While I was writing this I was referring a lot to my code from my back up app. To refresh my memory of Core Data I decided to write a quick application to store my snippets. Later that day I had an app that stored my snippets and gave me basic searching and syntax colouring. A month later I would give this an icon and release it as Code Collector 1.0b1.
Eventually I finished Minim 1.0 and got round to releasing it, almost 2 months after I’d hoped to have it finished. 3 days after our first birthday I put it online for sale. I followed it with a few bug fixes but then February came round again. Yet again I’d just finished exams and had coursework to work on. Luckily I didn’t have any particular deadlines and so could work on Minim 1.1 in my free time. Unfortunately this lack of activity was meaning that Minim wasn’t generating a huge number of sales, it was being neglected and it’s purpose wasn’t very obvious. If I wanted to make it as an indie dev I needed another application to sell.
The side project becomes the star
Code Collector was released simply because having it sat on my computer felt like a waste, even if it was something any competent Cocoa developer could make in under a day. Even so, it was being downloaded by a lot of people and was outpacing Minim. My indie senses were tingling (that might have been a spider in my wallet), I detected a market! If people are willing to use something so simple and to be frank, crap, then surely they would pay for something that was good. As soon as summer came I started playing around and hacking together what would become Code Collector Pro. It was an amazing project that did much more than I’d ever done before and yet took next to no time to code. Soon enough I had a beta and then a 1.0.
Funnily enough, just as I typed that a sale came in. And that’s what they have been doing ever since release. At release I was getting several sales a day! With Minim and iWriter I was used to maybe one every day after an update for the first week, maybe 1 or 2 a week later on but several sales a day was a new milestone for me and it didn’t stop after the first week, in fact it took a whole month for sales to truly slow down and start getting sluggish.
Now and beyond
So here we are, on the 25th of November 2007. 2 years to the day since I released iWriter 1.0. Earlier this week we released Minim 1.2 and within the next few weeks we’re hoping to get Code Collector Pro 1.1 out. But while M Cubed Software is celebrating it’s 2nd birthday today it’s really taken 12 years to get to this point. 12 years of hard work, of planning, of success and of failure. But most of all it’s been 12 years of having a dream and believing in it. The dream is becoming an indie dev and while I’m not there yet I believe I can be soon. Will it take another 2 years or another 12, I don’t know, but I know that I’ll get there at some point as long as I believing.
(5) Comments
Comments
Happy 2nd birthday! That was a very good read, though it makes me feel old knowing how young you are [i graduated highschool in 1990!]. However, it gives me hope that someday soon, a Mac indie developer I shall be.

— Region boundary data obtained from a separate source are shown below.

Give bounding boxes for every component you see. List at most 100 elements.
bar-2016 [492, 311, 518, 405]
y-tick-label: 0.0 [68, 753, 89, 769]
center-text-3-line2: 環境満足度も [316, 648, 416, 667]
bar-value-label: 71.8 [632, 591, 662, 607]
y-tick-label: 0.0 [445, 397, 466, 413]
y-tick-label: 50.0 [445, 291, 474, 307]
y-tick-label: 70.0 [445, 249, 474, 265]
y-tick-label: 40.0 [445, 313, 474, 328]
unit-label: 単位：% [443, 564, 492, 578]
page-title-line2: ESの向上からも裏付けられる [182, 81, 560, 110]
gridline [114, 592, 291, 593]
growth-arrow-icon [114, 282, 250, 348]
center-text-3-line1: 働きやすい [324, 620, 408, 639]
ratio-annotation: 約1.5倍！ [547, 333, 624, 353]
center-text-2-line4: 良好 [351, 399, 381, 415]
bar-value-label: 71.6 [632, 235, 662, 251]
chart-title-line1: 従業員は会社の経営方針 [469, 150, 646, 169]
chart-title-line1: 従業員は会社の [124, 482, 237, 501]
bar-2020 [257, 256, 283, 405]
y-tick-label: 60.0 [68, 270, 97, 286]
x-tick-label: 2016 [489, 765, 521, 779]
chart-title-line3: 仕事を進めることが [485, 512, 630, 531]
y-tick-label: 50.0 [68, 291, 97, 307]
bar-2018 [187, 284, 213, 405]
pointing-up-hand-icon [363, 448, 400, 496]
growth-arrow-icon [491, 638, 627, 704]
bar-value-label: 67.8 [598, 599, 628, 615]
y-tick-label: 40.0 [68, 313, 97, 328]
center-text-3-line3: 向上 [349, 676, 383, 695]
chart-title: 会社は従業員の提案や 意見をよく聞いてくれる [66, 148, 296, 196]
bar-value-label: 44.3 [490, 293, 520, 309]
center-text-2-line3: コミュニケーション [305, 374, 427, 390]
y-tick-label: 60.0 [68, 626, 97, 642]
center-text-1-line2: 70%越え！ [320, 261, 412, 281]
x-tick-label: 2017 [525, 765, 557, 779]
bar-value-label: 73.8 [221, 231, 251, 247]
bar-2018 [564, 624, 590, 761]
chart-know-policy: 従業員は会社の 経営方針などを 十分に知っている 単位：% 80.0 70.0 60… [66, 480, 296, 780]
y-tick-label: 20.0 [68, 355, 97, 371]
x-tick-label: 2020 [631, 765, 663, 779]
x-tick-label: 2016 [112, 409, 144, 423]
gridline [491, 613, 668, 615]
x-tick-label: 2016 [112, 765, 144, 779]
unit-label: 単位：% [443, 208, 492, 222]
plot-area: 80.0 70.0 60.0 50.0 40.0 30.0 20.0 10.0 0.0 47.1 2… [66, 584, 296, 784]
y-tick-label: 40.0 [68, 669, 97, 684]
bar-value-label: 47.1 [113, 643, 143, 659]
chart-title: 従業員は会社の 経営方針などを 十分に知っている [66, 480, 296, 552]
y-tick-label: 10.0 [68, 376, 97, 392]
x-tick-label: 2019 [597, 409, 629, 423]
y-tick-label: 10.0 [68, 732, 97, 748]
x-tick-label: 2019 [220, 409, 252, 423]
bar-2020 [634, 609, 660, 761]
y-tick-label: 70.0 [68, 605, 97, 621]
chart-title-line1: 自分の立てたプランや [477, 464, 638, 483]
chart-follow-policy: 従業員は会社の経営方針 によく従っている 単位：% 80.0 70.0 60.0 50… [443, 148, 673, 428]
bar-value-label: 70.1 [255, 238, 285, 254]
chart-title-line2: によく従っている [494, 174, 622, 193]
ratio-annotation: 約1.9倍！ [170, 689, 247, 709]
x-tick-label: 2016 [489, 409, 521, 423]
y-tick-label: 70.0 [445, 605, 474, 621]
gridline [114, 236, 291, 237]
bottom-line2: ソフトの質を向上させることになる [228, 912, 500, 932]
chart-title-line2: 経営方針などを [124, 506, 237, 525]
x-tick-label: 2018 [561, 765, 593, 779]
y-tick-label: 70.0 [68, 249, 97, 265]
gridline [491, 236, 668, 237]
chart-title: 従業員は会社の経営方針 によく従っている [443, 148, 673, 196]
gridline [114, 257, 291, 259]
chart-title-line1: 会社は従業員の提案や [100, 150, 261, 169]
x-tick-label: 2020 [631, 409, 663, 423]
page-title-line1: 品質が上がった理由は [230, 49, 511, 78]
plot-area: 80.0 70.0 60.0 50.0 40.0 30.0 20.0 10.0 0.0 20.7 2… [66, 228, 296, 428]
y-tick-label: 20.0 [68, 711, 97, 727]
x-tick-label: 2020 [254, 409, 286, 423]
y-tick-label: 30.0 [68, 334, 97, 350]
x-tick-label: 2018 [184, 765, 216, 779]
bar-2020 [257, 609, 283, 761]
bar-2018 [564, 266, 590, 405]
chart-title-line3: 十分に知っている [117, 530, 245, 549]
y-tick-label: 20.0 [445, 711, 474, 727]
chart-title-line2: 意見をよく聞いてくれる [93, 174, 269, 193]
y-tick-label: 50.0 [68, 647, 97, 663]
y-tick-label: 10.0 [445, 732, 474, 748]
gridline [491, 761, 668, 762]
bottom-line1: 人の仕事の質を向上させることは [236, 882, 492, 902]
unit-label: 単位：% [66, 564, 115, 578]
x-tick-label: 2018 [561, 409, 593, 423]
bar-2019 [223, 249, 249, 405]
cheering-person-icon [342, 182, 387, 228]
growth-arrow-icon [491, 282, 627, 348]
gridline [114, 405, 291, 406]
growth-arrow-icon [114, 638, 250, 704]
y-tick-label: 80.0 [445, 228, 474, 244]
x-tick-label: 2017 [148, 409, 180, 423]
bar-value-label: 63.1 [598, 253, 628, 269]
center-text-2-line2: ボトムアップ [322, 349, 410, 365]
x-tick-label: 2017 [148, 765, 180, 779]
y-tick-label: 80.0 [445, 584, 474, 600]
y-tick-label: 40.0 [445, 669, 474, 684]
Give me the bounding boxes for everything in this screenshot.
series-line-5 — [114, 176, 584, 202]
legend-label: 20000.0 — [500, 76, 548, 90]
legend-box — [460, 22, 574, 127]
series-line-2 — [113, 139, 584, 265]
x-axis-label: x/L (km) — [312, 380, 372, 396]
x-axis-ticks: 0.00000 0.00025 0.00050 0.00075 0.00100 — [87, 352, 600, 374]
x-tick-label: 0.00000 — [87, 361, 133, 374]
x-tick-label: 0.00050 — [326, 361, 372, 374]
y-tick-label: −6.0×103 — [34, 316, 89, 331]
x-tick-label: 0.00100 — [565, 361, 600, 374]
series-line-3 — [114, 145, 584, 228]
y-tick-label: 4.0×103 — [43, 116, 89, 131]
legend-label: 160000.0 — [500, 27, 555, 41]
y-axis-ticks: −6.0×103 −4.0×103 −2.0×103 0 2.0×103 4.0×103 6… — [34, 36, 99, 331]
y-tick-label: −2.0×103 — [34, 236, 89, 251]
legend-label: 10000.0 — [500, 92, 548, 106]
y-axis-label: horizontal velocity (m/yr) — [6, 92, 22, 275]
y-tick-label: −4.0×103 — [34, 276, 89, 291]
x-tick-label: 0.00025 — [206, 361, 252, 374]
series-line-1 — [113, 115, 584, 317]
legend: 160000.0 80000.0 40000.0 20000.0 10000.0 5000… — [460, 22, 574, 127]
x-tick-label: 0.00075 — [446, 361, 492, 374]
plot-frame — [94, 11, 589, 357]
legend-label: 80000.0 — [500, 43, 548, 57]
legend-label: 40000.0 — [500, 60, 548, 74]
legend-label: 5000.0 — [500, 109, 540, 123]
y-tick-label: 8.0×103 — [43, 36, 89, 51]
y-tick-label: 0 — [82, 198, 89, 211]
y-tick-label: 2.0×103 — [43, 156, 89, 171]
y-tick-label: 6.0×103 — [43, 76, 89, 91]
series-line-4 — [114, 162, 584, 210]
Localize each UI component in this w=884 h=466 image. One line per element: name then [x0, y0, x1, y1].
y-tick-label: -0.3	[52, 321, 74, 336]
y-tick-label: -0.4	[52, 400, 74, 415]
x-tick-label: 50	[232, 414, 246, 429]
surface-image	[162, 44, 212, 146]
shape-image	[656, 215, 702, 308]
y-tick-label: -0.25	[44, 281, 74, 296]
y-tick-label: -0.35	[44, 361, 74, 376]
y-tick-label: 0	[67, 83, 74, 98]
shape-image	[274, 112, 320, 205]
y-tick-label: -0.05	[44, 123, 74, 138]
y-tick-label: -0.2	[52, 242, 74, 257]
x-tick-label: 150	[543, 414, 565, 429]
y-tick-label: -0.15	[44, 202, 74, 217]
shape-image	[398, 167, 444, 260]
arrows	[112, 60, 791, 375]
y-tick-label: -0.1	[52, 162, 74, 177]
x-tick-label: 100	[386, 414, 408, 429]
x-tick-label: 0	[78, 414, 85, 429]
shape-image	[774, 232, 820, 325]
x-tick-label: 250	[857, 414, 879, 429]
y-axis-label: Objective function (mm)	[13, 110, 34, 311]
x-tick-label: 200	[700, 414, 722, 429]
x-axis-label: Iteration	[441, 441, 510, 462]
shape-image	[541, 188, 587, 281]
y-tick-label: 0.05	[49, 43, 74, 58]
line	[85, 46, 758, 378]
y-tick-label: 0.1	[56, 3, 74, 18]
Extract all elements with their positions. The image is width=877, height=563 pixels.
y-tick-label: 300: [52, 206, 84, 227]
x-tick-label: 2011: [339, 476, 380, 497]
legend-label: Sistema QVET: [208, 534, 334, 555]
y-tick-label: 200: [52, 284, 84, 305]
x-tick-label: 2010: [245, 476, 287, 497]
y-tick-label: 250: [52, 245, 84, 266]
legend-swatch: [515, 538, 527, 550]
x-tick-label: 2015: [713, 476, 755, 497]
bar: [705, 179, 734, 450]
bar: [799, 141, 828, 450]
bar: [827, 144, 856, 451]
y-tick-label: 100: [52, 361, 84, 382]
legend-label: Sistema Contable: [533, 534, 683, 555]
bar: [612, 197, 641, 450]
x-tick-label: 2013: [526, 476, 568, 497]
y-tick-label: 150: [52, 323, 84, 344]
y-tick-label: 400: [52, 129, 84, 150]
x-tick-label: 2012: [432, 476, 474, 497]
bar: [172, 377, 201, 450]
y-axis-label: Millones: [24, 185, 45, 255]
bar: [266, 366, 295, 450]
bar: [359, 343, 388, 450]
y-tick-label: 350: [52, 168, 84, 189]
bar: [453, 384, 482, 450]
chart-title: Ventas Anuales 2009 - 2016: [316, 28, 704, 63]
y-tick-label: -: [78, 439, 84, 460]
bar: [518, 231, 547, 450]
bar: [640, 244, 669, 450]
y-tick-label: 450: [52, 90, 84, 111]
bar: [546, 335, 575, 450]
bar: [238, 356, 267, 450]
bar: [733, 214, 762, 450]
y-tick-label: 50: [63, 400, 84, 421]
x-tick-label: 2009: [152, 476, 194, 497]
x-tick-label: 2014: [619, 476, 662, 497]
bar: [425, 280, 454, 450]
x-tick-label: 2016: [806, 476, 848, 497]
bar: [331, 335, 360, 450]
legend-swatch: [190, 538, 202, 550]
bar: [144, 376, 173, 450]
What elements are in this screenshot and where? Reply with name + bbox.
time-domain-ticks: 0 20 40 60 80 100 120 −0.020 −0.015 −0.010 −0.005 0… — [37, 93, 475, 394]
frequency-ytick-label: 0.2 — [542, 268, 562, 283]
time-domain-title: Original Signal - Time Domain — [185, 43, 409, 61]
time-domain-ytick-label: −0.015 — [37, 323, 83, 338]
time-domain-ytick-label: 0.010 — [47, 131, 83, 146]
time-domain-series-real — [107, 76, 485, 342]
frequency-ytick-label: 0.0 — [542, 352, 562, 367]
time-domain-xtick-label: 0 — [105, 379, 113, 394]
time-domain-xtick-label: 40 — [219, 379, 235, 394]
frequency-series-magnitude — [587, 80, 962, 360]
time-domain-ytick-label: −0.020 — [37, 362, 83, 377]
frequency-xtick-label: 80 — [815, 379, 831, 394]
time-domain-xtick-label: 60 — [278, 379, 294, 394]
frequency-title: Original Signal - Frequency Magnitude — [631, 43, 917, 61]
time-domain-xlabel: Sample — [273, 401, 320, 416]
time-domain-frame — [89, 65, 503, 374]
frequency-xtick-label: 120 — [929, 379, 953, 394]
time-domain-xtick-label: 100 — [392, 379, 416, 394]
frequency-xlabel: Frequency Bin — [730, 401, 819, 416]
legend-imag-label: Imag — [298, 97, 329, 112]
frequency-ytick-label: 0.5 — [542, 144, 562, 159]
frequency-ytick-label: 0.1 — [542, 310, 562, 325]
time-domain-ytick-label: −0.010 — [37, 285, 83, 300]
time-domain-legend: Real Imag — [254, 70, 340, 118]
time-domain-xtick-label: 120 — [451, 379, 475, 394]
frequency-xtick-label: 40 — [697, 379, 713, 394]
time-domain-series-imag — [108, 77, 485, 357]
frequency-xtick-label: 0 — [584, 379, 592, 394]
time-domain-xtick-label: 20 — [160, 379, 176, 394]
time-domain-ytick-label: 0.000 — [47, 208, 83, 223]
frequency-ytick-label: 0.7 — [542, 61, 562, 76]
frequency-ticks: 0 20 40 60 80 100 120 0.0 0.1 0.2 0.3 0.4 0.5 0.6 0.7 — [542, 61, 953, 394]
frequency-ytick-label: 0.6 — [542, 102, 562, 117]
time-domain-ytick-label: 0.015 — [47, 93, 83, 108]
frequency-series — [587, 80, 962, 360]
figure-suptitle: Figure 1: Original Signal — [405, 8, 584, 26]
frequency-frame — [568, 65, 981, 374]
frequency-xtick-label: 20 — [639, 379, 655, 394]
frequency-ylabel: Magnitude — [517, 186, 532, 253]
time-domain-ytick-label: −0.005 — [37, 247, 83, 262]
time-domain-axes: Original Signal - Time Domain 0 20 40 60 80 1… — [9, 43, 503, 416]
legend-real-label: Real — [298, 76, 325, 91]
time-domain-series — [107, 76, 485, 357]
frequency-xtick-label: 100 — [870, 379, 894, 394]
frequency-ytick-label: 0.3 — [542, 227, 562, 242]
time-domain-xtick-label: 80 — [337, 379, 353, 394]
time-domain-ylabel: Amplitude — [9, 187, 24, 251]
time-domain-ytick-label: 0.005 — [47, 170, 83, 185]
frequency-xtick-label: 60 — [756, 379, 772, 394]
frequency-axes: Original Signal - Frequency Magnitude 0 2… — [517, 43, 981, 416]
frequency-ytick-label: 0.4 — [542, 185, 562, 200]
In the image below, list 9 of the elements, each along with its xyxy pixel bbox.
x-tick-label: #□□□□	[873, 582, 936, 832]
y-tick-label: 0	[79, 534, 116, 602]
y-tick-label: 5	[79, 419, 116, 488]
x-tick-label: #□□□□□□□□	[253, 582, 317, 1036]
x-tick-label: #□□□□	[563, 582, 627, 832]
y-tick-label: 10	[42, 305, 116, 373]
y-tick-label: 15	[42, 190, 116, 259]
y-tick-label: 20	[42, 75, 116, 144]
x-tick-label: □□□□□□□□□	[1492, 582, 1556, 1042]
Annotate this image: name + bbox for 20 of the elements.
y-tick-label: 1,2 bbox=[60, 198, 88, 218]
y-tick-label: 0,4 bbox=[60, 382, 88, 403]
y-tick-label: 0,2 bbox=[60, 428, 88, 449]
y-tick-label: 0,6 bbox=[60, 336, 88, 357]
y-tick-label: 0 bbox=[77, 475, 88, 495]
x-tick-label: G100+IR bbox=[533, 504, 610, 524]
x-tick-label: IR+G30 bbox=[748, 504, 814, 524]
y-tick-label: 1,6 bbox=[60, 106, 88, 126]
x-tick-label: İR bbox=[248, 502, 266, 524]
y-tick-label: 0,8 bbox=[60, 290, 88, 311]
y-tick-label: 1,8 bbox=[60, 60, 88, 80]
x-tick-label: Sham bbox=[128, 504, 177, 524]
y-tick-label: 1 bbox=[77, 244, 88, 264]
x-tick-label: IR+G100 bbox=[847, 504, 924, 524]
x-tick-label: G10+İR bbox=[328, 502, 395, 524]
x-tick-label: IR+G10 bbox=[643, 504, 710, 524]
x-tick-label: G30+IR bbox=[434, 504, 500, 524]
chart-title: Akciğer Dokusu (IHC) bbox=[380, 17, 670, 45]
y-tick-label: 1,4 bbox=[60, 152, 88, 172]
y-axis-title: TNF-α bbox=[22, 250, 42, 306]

Keep up the good work and I wish you much, much success!!
Posted by Vince LaMonica on 26/11/2007 at 03:05 AM
Happy Birthday!
Posted by Paul Robinson on 26/11/2007 at 04:14 AM
Happy b-day and well done!
-Kenneth
PS: ‘It was a music notation application and I believe the first one on the Mac to take advantage of MIDI.’ - that isn’t correct… I’ve had (well, my family had) Cubase which does exactly that, and very well too, since 1990.